Comment by ajkjk
8 months ago
sure, but it is still very hard to wrap one's head around how the value of a function can be independent of ZFC, and how it could not be for (e.g.) 642 but then be true for 643. That was the point of my post. It seems like you could just... run the function on every 643-state input and see what the value is, which would in some sense constitute a "proof" in ZFC? but maybe not, because you wouldn't even know if you had the answer? That's the part that is so intriguing about it.
Some 643-state inputs never halt. Some 643-state inputs do eventually halt. Only if you can run them for infinite time can you determine whether a given machine halts in a finite length of time: for any finite time you pick, if the machine is still running it could still halt eventually. That's just the halting problem, the impossibility of solving it is quite famous and it's easy to find the proof stated more formally than I want to with the limits of HN's markdown.

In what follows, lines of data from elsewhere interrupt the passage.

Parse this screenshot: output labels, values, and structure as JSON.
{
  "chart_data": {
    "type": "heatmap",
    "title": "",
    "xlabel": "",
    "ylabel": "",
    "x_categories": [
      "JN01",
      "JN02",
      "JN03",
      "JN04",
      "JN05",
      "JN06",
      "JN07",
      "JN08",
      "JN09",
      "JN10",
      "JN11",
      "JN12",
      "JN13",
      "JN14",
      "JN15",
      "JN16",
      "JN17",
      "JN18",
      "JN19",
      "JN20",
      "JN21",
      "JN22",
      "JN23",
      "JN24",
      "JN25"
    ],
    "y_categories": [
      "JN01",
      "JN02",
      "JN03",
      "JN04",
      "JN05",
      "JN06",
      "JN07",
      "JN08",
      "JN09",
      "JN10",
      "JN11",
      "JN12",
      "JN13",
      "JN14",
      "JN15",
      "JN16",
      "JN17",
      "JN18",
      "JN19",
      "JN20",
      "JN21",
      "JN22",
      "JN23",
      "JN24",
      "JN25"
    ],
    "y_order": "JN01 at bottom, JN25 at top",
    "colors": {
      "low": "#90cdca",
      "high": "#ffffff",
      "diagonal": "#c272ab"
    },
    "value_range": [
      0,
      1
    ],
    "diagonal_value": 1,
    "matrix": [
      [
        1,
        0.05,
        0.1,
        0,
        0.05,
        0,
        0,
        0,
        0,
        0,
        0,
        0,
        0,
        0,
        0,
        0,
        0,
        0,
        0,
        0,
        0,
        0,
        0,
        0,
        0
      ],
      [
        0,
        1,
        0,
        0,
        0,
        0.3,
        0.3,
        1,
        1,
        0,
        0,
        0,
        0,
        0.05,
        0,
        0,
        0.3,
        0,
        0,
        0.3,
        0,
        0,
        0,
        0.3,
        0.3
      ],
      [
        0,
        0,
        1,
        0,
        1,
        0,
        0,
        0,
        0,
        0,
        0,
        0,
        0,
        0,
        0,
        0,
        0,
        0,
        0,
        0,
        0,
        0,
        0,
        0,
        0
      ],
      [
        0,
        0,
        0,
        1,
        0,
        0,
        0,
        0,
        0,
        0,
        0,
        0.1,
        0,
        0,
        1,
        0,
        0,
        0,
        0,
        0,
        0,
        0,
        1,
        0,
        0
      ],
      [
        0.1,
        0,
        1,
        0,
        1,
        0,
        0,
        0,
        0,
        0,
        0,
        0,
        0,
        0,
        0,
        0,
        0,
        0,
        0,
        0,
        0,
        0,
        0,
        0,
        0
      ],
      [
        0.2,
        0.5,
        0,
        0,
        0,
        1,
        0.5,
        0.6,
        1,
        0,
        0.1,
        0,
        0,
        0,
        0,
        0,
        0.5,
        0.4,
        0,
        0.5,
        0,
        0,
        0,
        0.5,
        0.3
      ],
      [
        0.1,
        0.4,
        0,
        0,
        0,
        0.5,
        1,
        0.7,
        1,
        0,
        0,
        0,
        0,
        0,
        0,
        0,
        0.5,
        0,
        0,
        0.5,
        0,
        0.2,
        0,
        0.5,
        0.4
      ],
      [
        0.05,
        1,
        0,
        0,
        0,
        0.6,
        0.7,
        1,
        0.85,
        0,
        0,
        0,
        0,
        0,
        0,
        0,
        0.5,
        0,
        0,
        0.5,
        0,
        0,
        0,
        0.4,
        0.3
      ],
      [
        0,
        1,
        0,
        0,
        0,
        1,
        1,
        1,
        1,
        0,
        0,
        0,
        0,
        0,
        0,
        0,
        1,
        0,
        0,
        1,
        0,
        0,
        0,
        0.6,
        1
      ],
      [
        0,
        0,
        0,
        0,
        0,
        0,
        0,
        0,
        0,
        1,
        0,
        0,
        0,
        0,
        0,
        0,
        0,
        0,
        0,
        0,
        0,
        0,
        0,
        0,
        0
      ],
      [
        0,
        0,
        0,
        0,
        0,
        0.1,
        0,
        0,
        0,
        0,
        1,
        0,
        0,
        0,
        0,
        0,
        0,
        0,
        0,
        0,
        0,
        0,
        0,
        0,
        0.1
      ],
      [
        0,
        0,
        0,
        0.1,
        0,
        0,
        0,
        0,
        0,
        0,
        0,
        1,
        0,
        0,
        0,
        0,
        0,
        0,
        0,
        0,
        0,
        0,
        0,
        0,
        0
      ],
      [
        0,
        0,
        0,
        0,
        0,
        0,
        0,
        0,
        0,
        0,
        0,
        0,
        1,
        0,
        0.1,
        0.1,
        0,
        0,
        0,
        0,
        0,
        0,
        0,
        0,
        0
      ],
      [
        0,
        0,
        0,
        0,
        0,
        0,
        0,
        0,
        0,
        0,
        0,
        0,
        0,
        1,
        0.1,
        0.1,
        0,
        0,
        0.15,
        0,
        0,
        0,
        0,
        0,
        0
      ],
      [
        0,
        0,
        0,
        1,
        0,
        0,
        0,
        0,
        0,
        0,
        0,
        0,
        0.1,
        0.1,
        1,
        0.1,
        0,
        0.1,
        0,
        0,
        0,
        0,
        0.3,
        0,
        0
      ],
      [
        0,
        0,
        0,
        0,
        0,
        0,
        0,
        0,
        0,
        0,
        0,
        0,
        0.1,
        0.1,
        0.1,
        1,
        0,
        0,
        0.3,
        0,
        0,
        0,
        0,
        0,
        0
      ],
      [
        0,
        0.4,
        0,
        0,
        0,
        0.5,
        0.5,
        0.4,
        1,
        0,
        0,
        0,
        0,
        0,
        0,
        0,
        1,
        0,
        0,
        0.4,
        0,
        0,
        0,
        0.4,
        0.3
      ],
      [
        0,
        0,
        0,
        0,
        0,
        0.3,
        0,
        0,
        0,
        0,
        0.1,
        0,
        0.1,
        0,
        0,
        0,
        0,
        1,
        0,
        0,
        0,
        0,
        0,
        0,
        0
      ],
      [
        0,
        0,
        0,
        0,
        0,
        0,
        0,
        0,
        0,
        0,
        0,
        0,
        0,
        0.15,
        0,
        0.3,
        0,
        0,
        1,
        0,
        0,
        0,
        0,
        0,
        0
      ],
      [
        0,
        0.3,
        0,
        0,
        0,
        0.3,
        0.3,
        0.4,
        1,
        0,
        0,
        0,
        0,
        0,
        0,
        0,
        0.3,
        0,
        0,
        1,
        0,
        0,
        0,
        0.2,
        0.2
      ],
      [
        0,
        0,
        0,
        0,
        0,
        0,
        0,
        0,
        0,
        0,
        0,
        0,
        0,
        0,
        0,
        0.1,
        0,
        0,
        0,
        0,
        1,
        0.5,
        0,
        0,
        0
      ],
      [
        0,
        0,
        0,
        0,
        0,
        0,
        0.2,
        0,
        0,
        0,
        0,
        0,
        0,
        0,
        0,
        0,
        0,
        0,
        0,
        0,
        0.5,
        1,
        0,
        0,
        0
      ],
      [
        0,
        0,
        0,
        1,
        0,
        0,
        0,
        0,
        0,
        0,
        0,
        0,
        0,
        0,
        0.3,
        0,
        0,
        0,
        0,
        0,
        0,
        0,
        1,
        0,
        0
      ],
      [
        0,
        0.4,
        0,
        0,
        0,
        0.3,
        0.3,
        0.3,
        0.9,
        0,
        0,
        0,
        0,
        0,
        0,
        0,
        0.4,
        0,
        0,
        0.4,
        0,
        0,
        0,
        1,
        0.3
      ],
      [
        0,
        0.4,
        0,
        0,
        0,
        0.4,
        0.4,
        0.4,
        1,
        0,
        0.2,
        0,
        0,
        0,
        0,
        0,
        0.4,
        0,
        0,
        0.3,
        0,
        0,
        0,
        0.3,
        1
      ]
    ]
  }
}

The interesting bit is they were able to construct a machine that halts if ZFC is consistent. Since a consistent axiomatic system can never prove its own consistency (another famous proof) ZFC can't prove that this machine halts. And ZFC can't prove that it never halts without running it for infinite steps.
That ZFC-consistency-proving machine has 643 states, so BB(643) either halts after the ZFC-consistency-proving machine or the ZFC-consistency-proving machine never halts. If BB(643) halts after the ZFC-consistency-proving machine, then ZFC is consistent and ZFC can't prove BB(643) halts since ZFC can't prove the ZFC-consistency-proving machine halts.